Further, when weighing the benefits and costs of a monitorship, Criminal Division prosecutors should consider the projected monetary burden on the business, as well as whether the proposed scope of the monitorship is appropriately tailored to avoid unnecessary burdens to a company’s operations.

Assistant Attorney General Benczkowski also announced measures to ensure that our prosecutors have the proper foundation to assess these considerations, and to evaluate a company’s compliance program.  This will be accomplished in two ways.

First, we will be looking to hire not just attorneys with experience as prosecutors and in the courtroom, but attorneys who have experience in compliance matters.  Second, we will be instituting targeted compliance training for all Criminal Division components and prosecutors who are involved in corporate enforcement actions.

These measures will ensure that our prosecutors who are engaged in corporate enforcement are equipped to understand and properly evaluate a company’s compliance program, both at the time of the misconduct and at the time of the resolution.  While we already have many attorneys who are well versed in compliance issues, we want to deepen our bench, not just for today, but for many years to come.

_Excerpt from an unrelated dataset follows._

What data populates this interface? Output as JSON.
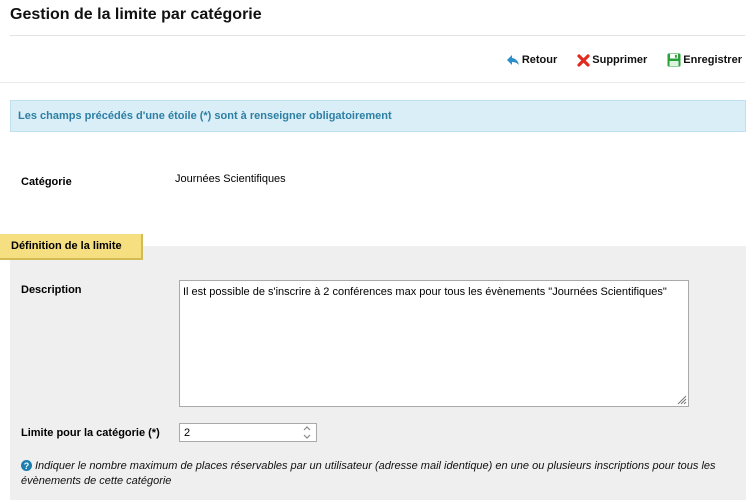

The Assistant Attorney General’s memorandum also addresses the monitor selection process.  The make-up of the Criminal Division’s Standing Committee for monitor selection has been altered slightly.  Going forward, the Fraud Section Chief will no longer serve on the Standing Committee for non-Fraud Section monitorships.  Instead, the Chief of the Section which is prosecuting the case will serve on the Committee.  This is a logical change.  While the majority of our corporate monitor cases involve the Fraud Section, other Sections, such as MLARS, also handle cases involving monitors.

Additionally, the Criminal Division policy addresses potential monitor conflicts.  As has been the general practice for the past few years, each monitor candidate must provide a written certification stating that he or she has notified of the monitorship nomination any clients that the attorney represents in matters involving the Criminal Division Section, or any other Department component, handling the monitor selection process, and also confirming that the candidate has obtained a waiver from those clients or has withdrawn as counsel in the other matters.

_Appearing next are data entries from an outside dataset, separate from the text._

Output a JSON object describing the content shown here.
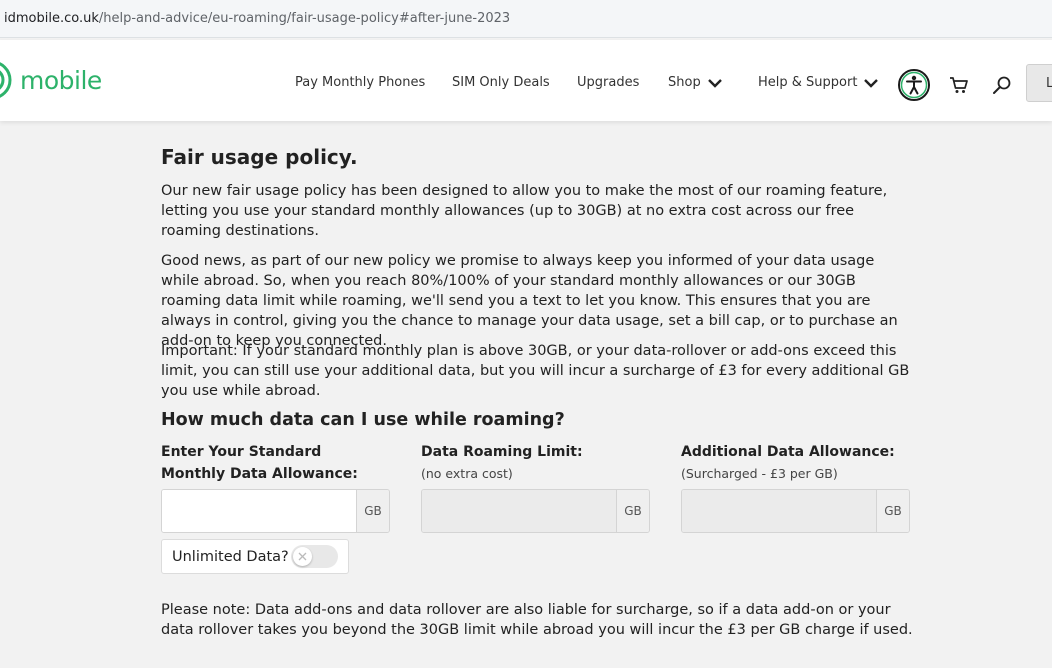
{
  "browser": {
    "url_domain": "idmobile.co.uk",
    "url_path": "/help-and-advice/eu-roaming/fair-usage-policy#after-june-2023"
  },
  "header": {
    "logo_text": "mobile",
    "brand_color": "#2db26a",
    "nav": [
      {
        "label": "Pay Monthly Phones"
      },
      {
        "label": "SIM Only Deals"
      },
      {
        "label": "Upgrades"
      },
      {
        "label": "Shop",
        "icon": "chevron-down-icon"
      },
      {
        "label": "Help & Support",
        "icon": "chevron-down-icon"
      }
    ],
    "icons": [
      "accessibility-icon",
      "cart-icon",
      "search-icon"
    ],
    "login_label": "L"
  },
  "main": {
    "title": "Fair usage policy.",
    "paragraphs": [
      "Our new fair usage policy has been designed to allow you to make the most of our roaming feature, letting you use your standard monthly allowances (up to 30GB) at no extra cost across our free roaming destinations.",
      "Good news, as part of our new policy we promise to always keep you informed of your data usage while abroad. So, when you reach 80%/100% of your standard monthly allowances or our 30GB roaming data limit while roaming, we'll send you a text to let you know. This ensures that you are always in control, giving you the chance to manage your data usage, set a bill cap, or to purchase an add-on to keep you connected.",
      "Important: If your standard monthly plan is above 30GB, or your data-rollover or add-ons exceed this limit, you can still use your additional data, but you will incur a surcharge of £3 for every additional GB you use while abroad."
    ],
    "calculator": {
      "heading": "How much data can I use while roaming?",
      "columns": [
        {
          "label": "Enter Your Standard Monthly Data Allowance:",
          "sublabel": "",
          "value": "",
          "unit": "GB"
        },
        {
          "label": "Data Roaming Limit:",
          "sublabel": "(no extra cost)",
          "value": "",
          "unit": "GB"
        },
        {
          "label": "Additional Data Allowance:",
          "sublabel": "(Surcharged - £3 per GB)",
          "value": "",
          "unit": "GB"
        }
      ],
      "unlimited_label": "Unlimited Data?",
      "unlimited_on": false
    },
    "note": "Please note: Data add-ons and data rollover are also liable for surcharge, so if a data add-on or your data rollover takes you beyond the 30GB limit while abroad you will incur the £3 per GB charge if used."
  }
}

Once a monitor candidate has been identified by the Standing Committee, the Committee recommendation will be reviewed and considered by the Assistant Attorney General, and then subject to final approval by the Office of the Deputy Attorney General.  After a candidate has been accepted, the attorneys handling the matter will notify the company, which will then notify the monitor candidates of the decision.

We believe that this Criminal Division policy will provide greater clarity and guidance, not just for our prosecutors, but also for companies involved in enforcement actions and the public we serve.”

In closing, Cronan stated:

“As corporate crimes continue to grow in complexity, effective enforcement requires strong relationships among enforcement authorities, at home and abroad, and law-abiding businesses.  The Criminal Division is committed to reinforcing its relationships with good corporate citizens.

That is why we are working toward greater transparency in our enforcement principles and rewarding companies who try in good faith to detect and deter crime, by developing corporate compliance programs that help to prevent problems in the first instance, and reporting and assisting in investigations when misconduct occurs.

Most American companies are serious about engaging in lawful business practices, and are committed to doing the right thing.  Those companies need and deserve support from the Department to help protect them and the public from corrupt employees and agents who seek to break the law.”

The above is, once again (see here for a prior post), a nice articulation of the policy rational for an FCPA compliance defense.